What I do know is that Shaq is thoroughly Wu-Tang. There is the historical fact of Shaq's rap career. There is the issue of Shaq-Fu. There are all the nicknames and made up stories. But all of these facts merely serves as evidence for Shaq's dedication to his own self-mythology. Self-mythology is a tricky business, especially in basketball, but it's par for the course in hip hop. Every rapper knows he's a superhero, one of the X-Men. They know they need special powers and an origin story. Not every basketball player is aware of these requirements, but they do exist, and are ruthlessly imposed by the fan and the media, desperate for tasty Epic Narratives to satiate their endless hunger.

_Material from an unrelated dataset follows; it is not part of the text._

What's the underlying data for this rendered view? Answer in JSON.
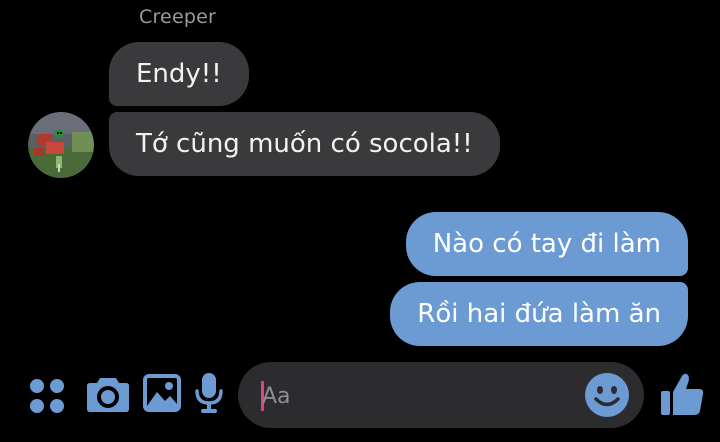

The Wu narrative, for example, is irresistible. "Straight from the slums of Shaolin," RZA told the story of a lost, but now unstoppable ninja clan that would stop at nothing short of world domination. Shaq didn't just embrace a similar narrative for himself, but rather took that exact same narrative and modified it to fit the solo warrior instead of the clan. For Shaq, there was never a team narrative, but rather the individual heroic narrative with an inevitable ending: Shaq reaching the top and becoming the Big Shogun. He wanders the land from team to team, hoping to in the end to have distributed at least Five Rings. This is not a story that we invented for Shaq or imposed upon him from the outside. This is a story that Shaq told himself. Claiming to be the Big Shogun because you have killed all of the rival warlords is just about as Wu-Tang as it gets.
Then there is the pretty powerful credential of Shaq's actual, successful rap career. Granted, Shaq is not the greatest rapper in the world, but he's had his moments. Back in the 90's he had some serious guest spots with Biggie and Jay-Z appearing on his albums not to mention a dozen others. This was all before he appeared in Aaron Carter videos, but it did happen.
Speaking of which, this also happened: "No Hook" is off of Shaq's second album, "Shaq-Fu: Da Return." Featuring RZA and Method Man, this pretty much nails down the issue. What other player has his own Wu-Tang joint where he's sandwiched between RZA and Meth? Shaq might not be the most hip hop player in the NBA (well, I guess he might be), but he's definitely the most Wu-Tang.
Show me someone else's Wu-Tang joint with GZA and Ghostface and I might change my mind, but right now I'm considering this case fairly definitively solved.